We need better client support for JMAP. Apple Mail, Thunderbird, Outlook (as if), and so on. I'm surprised some of the smaller ones like Canary or Spark don't implement it as a product differentiator.
Outlook ? Lol. In 2 years-time Outlook will only connect to MS365 and that's it. You're betting MS will switch to JMAP ? Lol again.
P.S. ("New" Outlook already only connects to MS365 servers and then stores your credentials and data on Azure, while they proxy to your actual IMAP/SMTP server )
One big differentiator is JMAP allows one network connection to track new emails that may get delivered across different folders. With IMAP you need a connection open for each folder.
I'd make a reasonable guess that it enables much better Javascript clients, either via Electron or the Web Browser.
You don't need major providers to support it, they support SMTP and that's how messages are relayed. JMAP is just so you: the client, can fetch your mail from wherever you host your mail.
IMAP is a shit protocol in general. Notably, email UIDs are not guaranteed to be static across sessions (aka, next time you connect they may be different), which is just straight up dumb. You IMAP client has to do a lot of workarounds just for this, which leads to gnarly bugs and inefficiences.
That's not strictly true. IMAP has two things, UIDs which are mostly static (there's a UIDVALIDITY cache invalidation key to let a client know that UID information has been lost and recalculated); and message numbers.
UIDs don't change, but of course they can be deleted so it's a gappy list, meaning you can request even quite a large looking range of UIDs and get nothing back.
Message numbers change in every session, and also change every time you get an EXPUNGE. They're basically an ordered list without gaps, so you do a memmove at the offset of the EXPUNGE each time you get an expunge.
There are efforts like UIDONLY (RFC9586) to avoid having to keep that mapping at all, and there's OBJECTID (RFC8474) to let you cache a lot more even when UIDs are changed or when messages are moved between folders.
I don’t even remotely disagree with this.

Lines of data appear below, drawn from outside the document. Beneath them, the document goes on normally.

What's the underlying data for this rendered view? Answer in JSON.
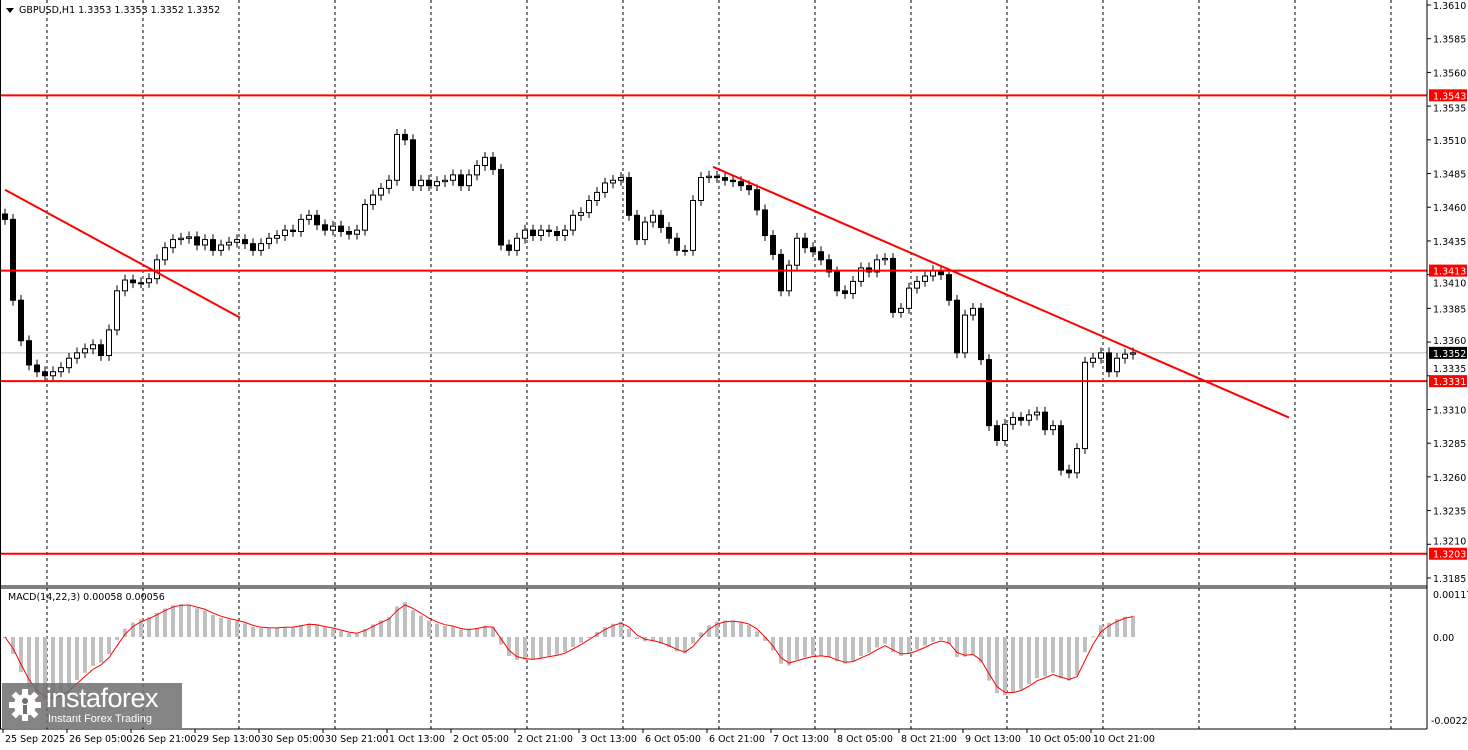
{
  "header": {
    "title": "GBPUSD,H1  1.3353 1.3353 1.3352 1.3352",
    "menu_icon": "triangle-down-icon"
  },
  "logo": {
    "name": "instaforex",
    "tagline": "Instant Forex Trading"
  },
  "colors": {
    "level": "#ff0000",
    "trendline": "#ff0000",
    "bull": "#ffffff",
    "bear": "#000000",
    "grid": "#000000",
    "histogram": "#c0c0c0",
    "signal": "#ff0000",
    "price_line": "#c0c0c0"
  },
  "chart_data": [
    {
      "type": "candlestick",
      "symbol": "GBPUSD",
      "timeframe": "H1",
      "ylim": [
        1.3185,
        1.361
      ],
      "y_ticks": [
        "1.3610",
        "1.3585",
        "1.3560",
        "1.3535",
        "1.3510",
        "1.3485",
        "1.3460",
        "1.3435",
        "1.3410",
        "1.3385",
        "1.3360",
        "1.3335",
        "1.3310",
        "1.3285",
        "1.3260",
        "1.3235",
        "1.3210",
        "1.3185"
      ],
      "x_ticks": [
        "25 Sep 2025",
        "26 Sep 05:00",
        "26 Sep 21:00",
        "29 Sep 13:00",
        "30 Sep 05:00",
        "30 Sep 21:00",
        "1 Oct 13:00",
        "2 Oct 05:00",
        "2 Oct 21:00",
        "3 Oct 13:00",
        "6 Oct 05:00",
        "6 Oct 21:00",
        "7 Oct 13:00",
        "8 Oct 05:00",
        "8 Oct 21:00",
        "9 Oct 13:00",
        "10 Oct 05:00",
        "10 Oct 21:00"
      ],
      "grid": "vertical dashed",
      "close": [
        1.3451,
        1.3391,
        1.3361,
        1.3343,
        1.3338,
        1.3335,
        1.3338,
        1.3341,
        1.3348,
        1.3352,
        1.3355,
        1.3358,
        1.335,
        1.3369,
        1.3398,
        1.3406,
        1.3404,
        1.3404,
        1.3407,
        1.3421,
        1.343,
        1.3436,
        1.3437,
        1.3438,
        1.3432,
        1.3436,
        1.3428,
        1.3432,
        1.3434,
        1.3436,
        1.3433,
        1.3428,
        1.3433,
        1.3437,
        1.3439,
        1.3443,
        1.3442,
        1.3451,
        1.3454,
        1.3447,
        1.3443,
        1.3446,
        1.3442,
        1.344,
        1.3443,
        1.3462,
        1.3469,
        1.3474,
        1.348,
        1.3514,
        1.351,
        1.3476,
        1.348,
        1.3476,
        1.3479,
        1.348,
        1.3484,
        1.3476,
        1.3484,
        1.3491,
        1.3497,
        1.3488,
        1.3432,
        1.3428,
        1.3437,
        1.3443,
        1.3439,
        1.3443,
        1.3442,
        1.3439,
        1.3443,
        1.3454,
        1.3456,
        1.3465,
        1.3471,
        1.3478,
        1.348,
        1.3482,
        1.3454,
        1.3436,
        1.3449,
        1.3454,
        1.3445,
        1.3437,
        1.3428,
        1.3428,
        1.3465,
        1.3482,
        1.3483,
        1.3482,
        1.348,
        1.3479,
        1.3476,
        1.3473,
        1.3458,
        1.3439,
        1.3425,
        1.3398,
        1.3417,
        1.3437,
        1.343,
        1.3427,
        1.3421,
        1.3412,
        1.3398,
        1.3396,
        1.3405,
        1.3415,
        1.3412,
        1.3421,
        1.3422,
        1.3382,
        1.3385,
        1.34,
        1.3405,
        1.3409,
        1.3413,
        1.341,
        1.3391,
        1.3352,
        1.338,
        1.3385,
        1.3347,
        1.3298,
        1.3287,
        1.3299,
        1.3304,
        1.3302,
        1.3306,
        1.3308,
        1.3295,
        1.3298,
        1.3265,
        1.3263,
        1.3281,
        1.3345,
        1.3348,
        1.3352,
        1.3338,
        1.3348,
        1.3351,
        1.3352
      ],
      "levels": [
        {
          "price": 1.3543,
          "label": "1.3543"
        },
        {
          "price": 1.3413,
          "label": "1.3413"
        },
        {
          "price": 1.3331,
          "label": "1.3331"
        },
        {
          "price": 1.3203,
          "label": "1.3203"
        }
      ],
      "current_price": {
        "price": 1.3352,
        "label": "1.3352"
      },
      "trendlines": [
        {
          "start": {
            "bar": 0,
            "price": 1.3473
          },
          "end": {
            "bar": 29.4,
            "price": 1.3378
          }
        },
        {
          "start": {
            "bar": 88.5,
            "price": 1.349
          },
          "end": {
            "bar": 160.5,
            "price": 1.3304
          }
        }
      ]
    },
    {
      "type": "macd",
      "label": "MACD(14,22,3) 0.00058 0.00056",
      "params": [
        14,
        22,
        3
      ],
      "macd_value": 0.00058,
      "signal_value": 0.00056,
      "ylim": [
        -0.00221,
        0.00117
      ],
      "y_ticks": [
        "0.00117",
        "0.00",
        "-0.00221"
      ]
    }
  ]
}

But that wasn’t the point: the point was that JMAP is only a competitive advantage if (major) email providers actually adopt it. Bad technologies regularly win because of inertia.
I agree. For what I read quickly, it seems to be mostly the same stuff but "modernized". It's like the flavor of the day for email technology.
Fundamentally it hasn't really changed much which is why I am a bit skeptical. Sure, you have a "better" and more efficient protocol that is easier to work with/implement but then what?
It's still just email with most of the inherent flaws built in.
I’ve got a friend who’s been pitching me on building a new email client for years. “I’ll do it if we exclusively use JMAP.” “okay does that include Gmail and Apple/iCloud accounts?” “Nope.”
I could sort of see dual-supporting Gmail's proprietary API and JMAP, but unless the #2-5 competitors support it… what’s the point? (sorry to put on the pessimism hat)
There isn’t really a great motivating feature or use-case driving client or server adoption.
To be honest, I’m not sure why end-users would want JMAP for e-mail access.
It would be interesting if they do successfully roll out all of these additional RFC proposals providing a cohesive “groupware” protocol covering calendering, contacts, file shares, etc, we see notable server implementations, and interest is enough to drive client support.
People say things like that, and I wonder if I’ve just been living in a gilded tower of using Apple Mail with decent IMAP server implementations.
I’m also pretty familiar with the wire protocol and its implementation — it’s never struck me as particularly horrible.
A new protocol isn’t likely to solve the problem of poorly implemented clients and servers — e.g. Google doesn’t really care about good IMAP support, so they’re unlikely to care much about JMAP, either. They just want you to use their webapp.
Sounds like it :) I’ve been very happy with Mail.app since MacOS 10.0. My use has always been with my employer’s IMAP servers, and my own cryus (and eventually) dovecot self-hosted IMAP servers.
Mail.app is what NeXT used internally, and Apple uses to this day AFAIK. Steve Jobs historically paid a lot of attention to it and wasn’t shy about weighing in on any changes.
Most of the complaints that I’ve heard about it seemed to stem from poor IMAP servers (e.g. Gmail), but it sounds like your knowledge in the space would be a lot more detailed and recent than mine, so I would be very interested in your thoughts.
Gmail does indeed _intentionally_ provide poor IMAP service. But the long and short of it is that Apple Mail simply isn't a first-class product. It's an afterthought.